One thing must be clear: OOP uses functions, and FP uses objects. The question is what is placed at the center, and above all, in the name of what theoretical vision, in a world that is defined primarily by its dynamic transformations (morphisms) rather than by its static states or objects (morphs).
When Abstraction was just bad Storytelling
For a long time, functional programming (FP) was too abstract, too austere.
But in truth, it mostly suffered from a lack of pedagogy.
There were no tutorials, no approachable books, no teachers starting from zero. Only visionaries.
Instead, newcomers were bombarded with words like monads, functors, and categories — with little intuition behind them.
It wasn’t that FP was difficult; it was that its story hadn’t been told yet.
Where OOP offered human metaphors — objects, messages, hierarchies — FP spoke in the language of mathematics, and we couldn’t see how these abstractions were potentially closer to human thought. We couldn’t see the highest mountain behind the one made of objects, because people were already starting to climb the latter.
Today, that has changed.
Thanks to the internet, to YouTube, and to great educators like Graham Hutton, Bartosz Milewski, and others, FP finally has a voice.
We now understand that:
- A function is simply a pure relationship between input and output (this link with relational programming is also very interesting)
- A monad is a graceful way to organize effects without breaking composition (thank you, Bartosz Milewski) or natural order of execution (thank you, Rebecca Skinner)
- Composition is just the art of connecting ideas without contaminating them
- etc.
Once intuition returns, the beauty becomes visible — and what once seemed abstract now feels natural. Perhaps obvious. Simplicity (not ease) is the ultimate complexity.
The Return of the Second Road
Two roads diverged in a wood, and I took the one less traveled by. — Robert Frost
At the turn of the 1980s, the software world chose the road of objects.
The other — the road of pure functions, strong types, and deterministic transformations — seemed too academic, too demanding.
But now, as software infrastructure underpins the planet, that second road is reappearing — stronger, more rigorous, more durable… and more accessible than ever.
Modern languages — Scala, F#, OCaml, Elm, Rust, Kotlin, even TypeScript — are quietly rediscovering the principles first forged in Glasgow.
Functional programming, once niche, is becoming the natural language of parallelism, reactive architectures, and formal verification.
It marks the return of reason after potential chaos, of science after (highly valuable) craftsmanship, whose culture we preserve but which we take a step further on a theoretical level (and that is the greatest honor one can bestow upon it).
FP, Structure, and the Rise of AI
In this new landscape, another force joins the stage: Artificial Intelligence.
AI models — built on statistics, inference, and data transformation – thrive on structured, predictable, semantically stable languages.
AI copilots love FP languages.
And how can we be surprised?

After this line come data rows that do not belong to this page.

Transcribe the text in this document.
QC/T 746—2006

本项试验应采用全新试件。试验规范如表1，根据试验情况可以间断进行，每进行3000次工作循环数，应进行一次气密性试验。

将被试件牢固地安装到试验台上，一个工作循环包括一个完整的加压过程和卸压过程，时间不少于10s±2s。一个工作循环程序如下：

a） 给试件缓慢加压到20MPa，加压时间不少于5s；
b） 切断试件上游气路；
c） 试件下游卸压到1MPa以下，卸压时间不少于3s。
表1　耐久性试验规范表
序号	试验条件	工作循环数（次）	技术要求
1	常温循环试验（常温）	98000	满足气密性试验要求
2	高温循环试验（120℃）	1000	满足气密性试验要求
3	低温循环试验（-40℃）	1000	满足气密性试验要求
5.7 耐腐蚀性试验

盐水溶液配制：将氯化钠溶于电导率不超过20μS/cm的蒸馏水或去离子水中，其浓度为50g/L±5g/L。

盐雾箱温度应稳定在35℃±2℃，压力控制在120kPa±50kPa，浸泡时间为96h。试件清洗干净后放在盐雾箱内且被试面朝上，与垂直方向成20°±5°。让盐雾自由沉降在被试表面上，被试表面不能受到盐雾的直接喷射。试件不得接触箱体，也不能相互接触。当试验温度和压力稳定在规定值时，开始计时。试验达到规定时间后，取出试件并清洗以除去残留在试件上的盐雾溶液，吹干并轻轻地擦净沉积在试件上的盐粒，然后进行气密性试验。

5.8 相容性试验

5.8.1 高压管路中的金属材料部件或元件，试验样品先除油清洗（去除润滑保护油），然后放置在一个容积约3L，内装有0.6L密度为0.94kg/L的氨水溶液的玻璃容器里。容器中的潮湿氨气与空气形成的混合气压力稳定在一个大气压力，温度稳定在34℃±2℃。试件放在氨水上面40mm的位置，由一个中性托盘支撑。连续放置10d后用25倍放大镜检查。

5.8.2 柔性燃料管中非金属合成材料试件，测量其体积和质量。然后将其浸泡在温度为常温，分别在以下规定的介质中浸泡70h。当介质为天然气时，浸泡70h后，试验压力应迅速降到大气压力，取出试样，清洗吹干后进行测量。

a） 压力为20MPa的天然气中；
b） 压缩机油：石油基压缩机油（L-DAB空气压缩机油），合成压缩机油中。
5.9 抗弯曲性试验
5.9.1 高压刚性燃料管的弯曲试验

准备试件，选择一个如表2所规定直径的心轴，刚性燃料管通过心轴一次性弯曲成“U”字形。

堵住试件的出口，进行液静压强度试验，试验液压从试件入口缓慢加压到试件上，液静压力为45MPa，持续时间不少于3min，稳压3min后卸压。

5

FP develops a language derived from epistemological studies, a language whose mission is to reflect our unconscious scientific thinking. If AI is trained on our discursive productions, on our materialized thoughts, it is not surprising that it appreciates the abstract language of these thoughts and recognizes many patterns in them.
They prefer logical purity to syntactic improvisation, type discipline to the messiness of mutable state.

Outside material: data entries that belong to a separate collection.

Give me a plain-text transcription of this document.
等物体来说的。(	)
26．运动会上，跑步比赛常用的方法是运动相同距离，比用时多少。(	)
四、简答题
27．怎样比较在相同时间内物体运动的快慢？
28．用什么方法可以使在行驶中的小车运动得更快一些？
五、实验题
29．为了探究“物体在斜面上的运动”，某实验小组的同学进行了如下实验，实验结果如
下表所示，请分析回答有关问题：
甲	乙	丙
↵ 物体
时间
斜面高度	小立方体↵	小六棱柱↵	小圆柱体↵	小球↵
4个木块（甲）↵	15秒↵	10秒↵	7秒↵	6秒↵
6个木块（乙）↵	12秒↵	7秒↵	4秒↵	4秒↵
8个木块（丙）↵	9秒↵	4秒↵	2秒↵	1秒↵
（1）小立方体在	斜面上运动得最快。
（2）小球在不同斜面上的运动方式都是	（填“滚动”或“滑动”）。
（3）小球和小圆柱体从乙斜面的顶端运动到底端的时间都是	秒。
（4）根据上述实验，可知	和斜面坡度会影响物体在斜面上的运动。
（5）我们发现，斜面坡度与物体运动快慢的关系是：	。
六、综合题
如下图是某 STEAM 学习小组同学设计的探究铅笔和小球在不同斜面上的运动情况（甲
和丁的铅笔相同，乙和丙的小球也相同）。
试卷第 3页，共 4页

In other words, FP speaks the language machines understand best: the language of structure, consistency, and reason. Not that everything disappears, far from it. Mutability continues to exist, for example, but it is announced as such in the code.
Conclusion
Perhaps we are now living through a new Digital Enlightenment.

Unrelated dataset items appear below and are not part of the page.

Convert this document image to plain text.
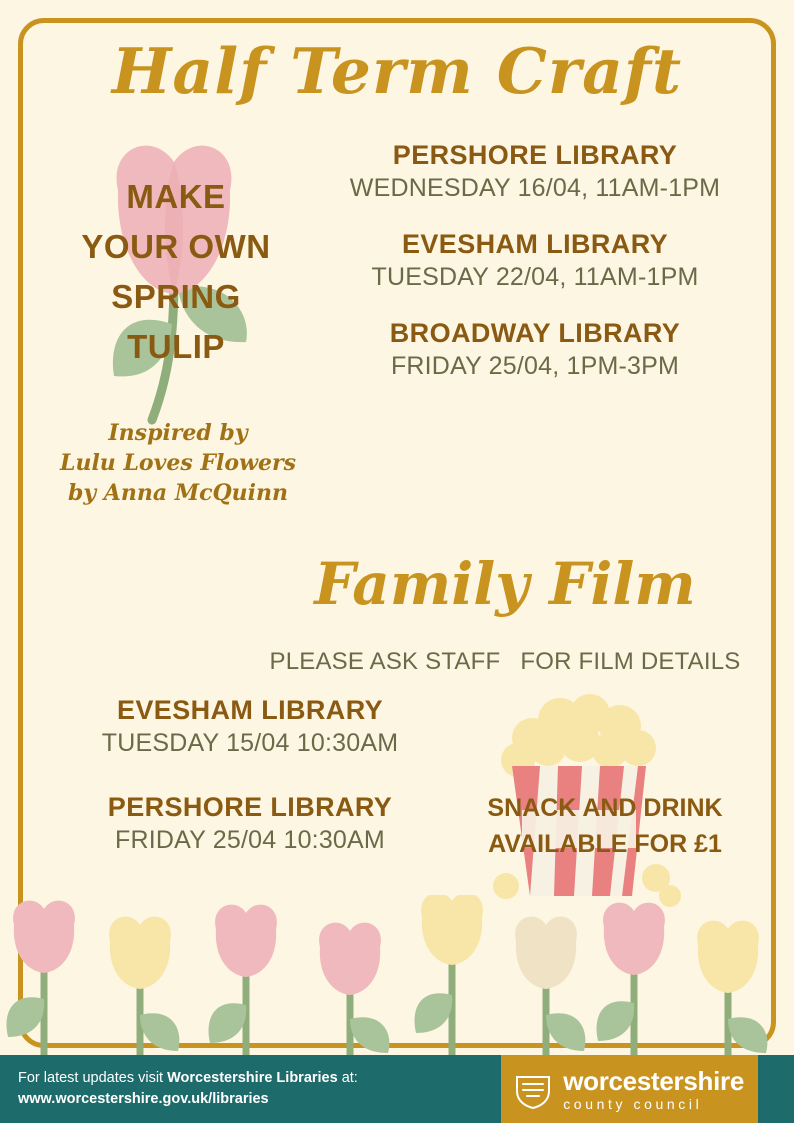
Half Term Craft
MAKE
YOUR OWN
SPRING
TULIP
Inspired by
Lulu Loves Flowers
by Anna McQuinn
PERSHORE LIBRARY
WEDNESDAY 16/04, 11AM-1PM
EVESHAM LIBRARY
TUESDAY 22/04, 11AM-1PM
BROADWAY LIBRARY
FRIDAY 25/04, 1PM-3PM
Family Film
PLEASE ASK STAFF FOR FILM DETAILS
EVESHAM LIBRARY
TUESDAY 15/04 10:30AM
PERSHORE LIBRARY
FRIDAY 25/04 10:30AM
SNACK AND DRINK
AVAILABLE FOR £1
For latest updates visit Worcestershire Libraries at:
www.worcestershire.gov.uk/libraries
worcestershire
county council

And perhaps, as in the 18th century, the future will once again come from Scotland — not through the pens of philosophers, but through the compilers of programmers.
Because functional programming is not just a technical discipline.
It is a philosophy of thought, a promise of intellectual clarity.
It took decades for the turtle to reveal itself for what it truly is: a cosmonaut who loves our humanity and our thinking. Whose time has come. Tick tock.
It envisions a world where code is not only written to work, but to be understood, modular, verified, and transmitted —
a world where software becomes a language of human reason,
as rigorous as mathematics, as universal as logic.
And perhaps Haskell and Glasgow, for our century, will play the same role Hume and Smith played for theirs: the pioneers of a new rationality. ✨